Lyman: "Could we be doing better and could the downward slope be steeper? I suspect so, but it is difficult to know. We are still faced with disparities issues related to access, quality of treatment, etc., and still face major and increasing cost challenges. It is essential that we do a better job defining the real 'value' of cancer diagnostic, staging, and treatment options and find ways to effectively provide the most valuable options to our patients while steering away from those that do not work and only drive up costs and often cause harm."


Cliff Hudis, MD: "We are reassured by the reduction in deaths from common cancers despite a growing and aging population. With improved control of tobacco and modification of other lifestyle risks -- like diet and exercise -- we could further reduce risk. At the same time, the benefits of recent and remarkable advances in our understanding of the biology of cancer are yielding ever more effective and safe treatments that will only accelerate the favorable trends we are already witnessing. The key to this, of course, is to maintain and augment our investments in science and health."


Meyerhardt: "The recent estimated cancer statistics for 2014 continue to provide some encouragement in the overall progress of cancer treatment and care in the U.S. with a decrease in death rate of 1.4% to 1.8% per year and nearly 20% decline for the past 2 decades."


Sekeres: "The decline in cancer mortality reported by the American Cancer Society is extremely exciting, and a tribute to increased public awareness of and a heightened public comfort level in discussing cancer and participating in effective cancer screening strategies. It is no time to rest on our laurels, however. Much of this progress can be attributed to identifying earlier stages of cancer; less to the effectiveness of our available therapies."


Lyman: "Clearly, the estimates from ACS are encouraging and supportive of the trends that we have seen over the past decades and more. It certainly says that we are doing something -- and perhaps a lot -- 'right.' Having said that, it is more difficult to determine how many of the improvements indicated relate to improved cancer treatments, better supportive care, earlier diagnosis, prevention efforts, or even stage migration due to reclassification of disease categories and stage. I do believe the trends, if not the absolute numbers, are real and important for clinicians and patients as well as for policymakers to indicate that we are moving forward. I believe that we are making meaningful progress against cancer that impacts directly on patients and their families."


Posadas: "It is encouraging to see decreases in incidence and mortality in the more common cancers such as lung, prostate, breast, and colon. Even within cancers, the data provide insights into how we are doing.
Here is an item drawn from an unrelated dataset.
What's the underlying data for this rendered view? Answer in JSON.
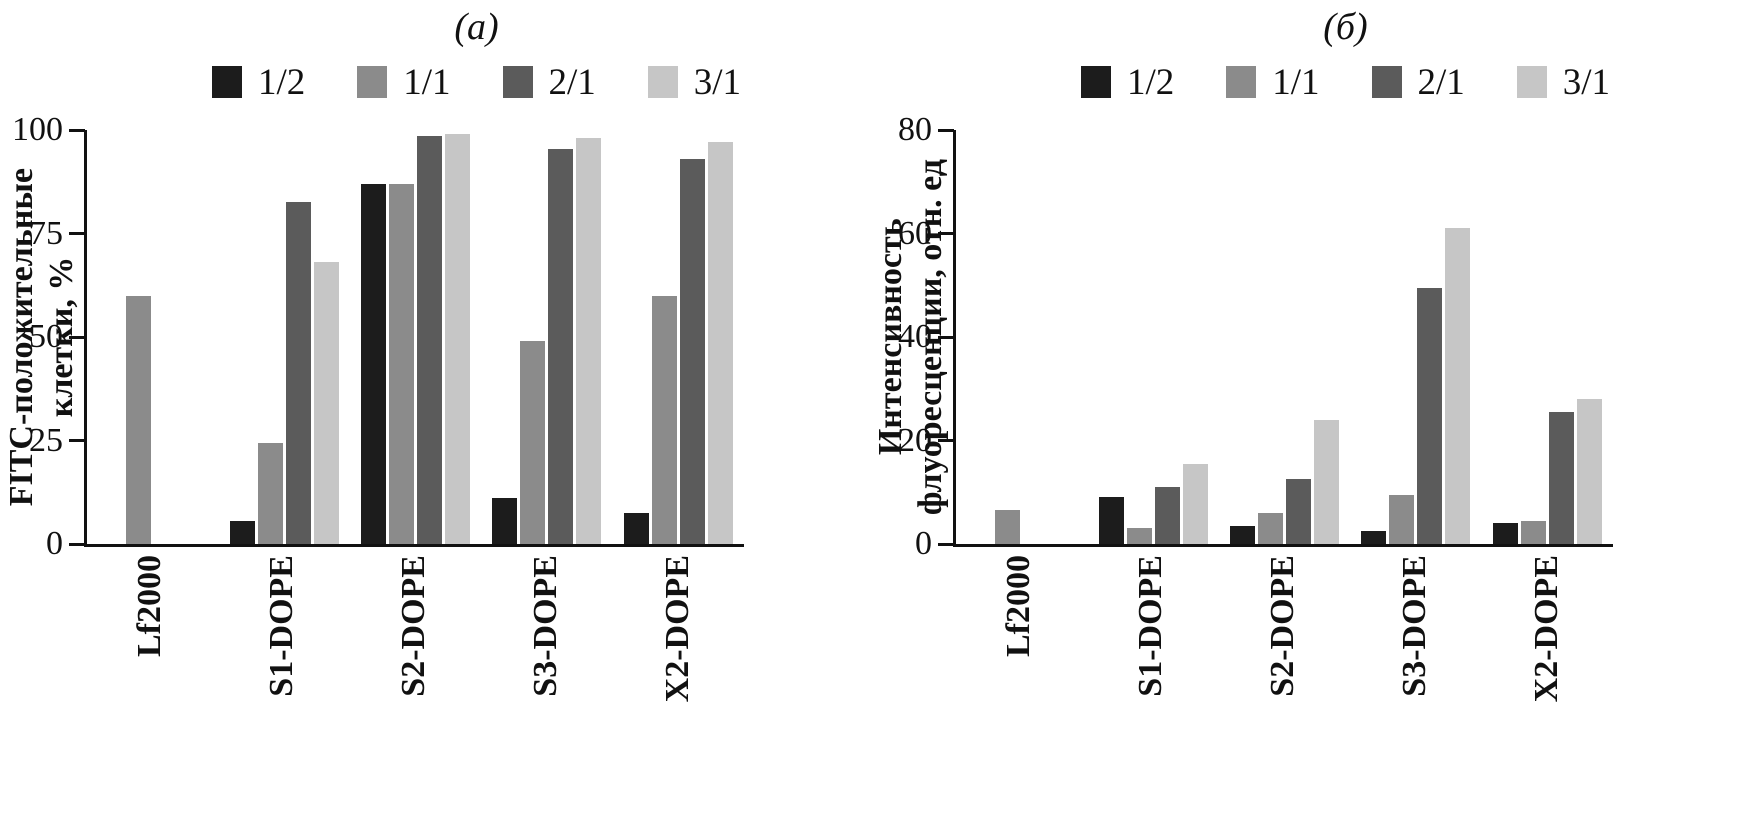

For me, the annual incidence and mortality data provide information on the relative importance of prostate cancer as well as a sense of what impact our new therapies are having on overall mortality. In diseases such as prostate and kidney cancer, where a large number of new agents are now being approved and developed, I think it is critical to see if we are truly 'moving the mark' or if our efforts are not well expended."


Camidge: "Our own lung cancer program here has survival rates for advanced lung cancer nearly four times the national average -- often driven by sophisticated profiling of the cancer to match it to specific targeted therapies -- not curing the disease in these people but turning it into a more chronic condition."


Raz: "These findings on the numbers of cancer deaths show an encouraging decline in the top cancer killers, specifically lung, colon, and breast cancer. Lung cancer, which accounts for more deaths than breast, colon, prostate, and pancreatic cancers combined, has the largest impact on these statistics. The reasons for the slow decline in lung cancer deaths is unequivocally related to tobacco control. We have the opportunity to further reduce deaths from lung cancer with even tighter tobacco control measures such as increasing cigarette taxes, which have been shown to lead to increased quit rates."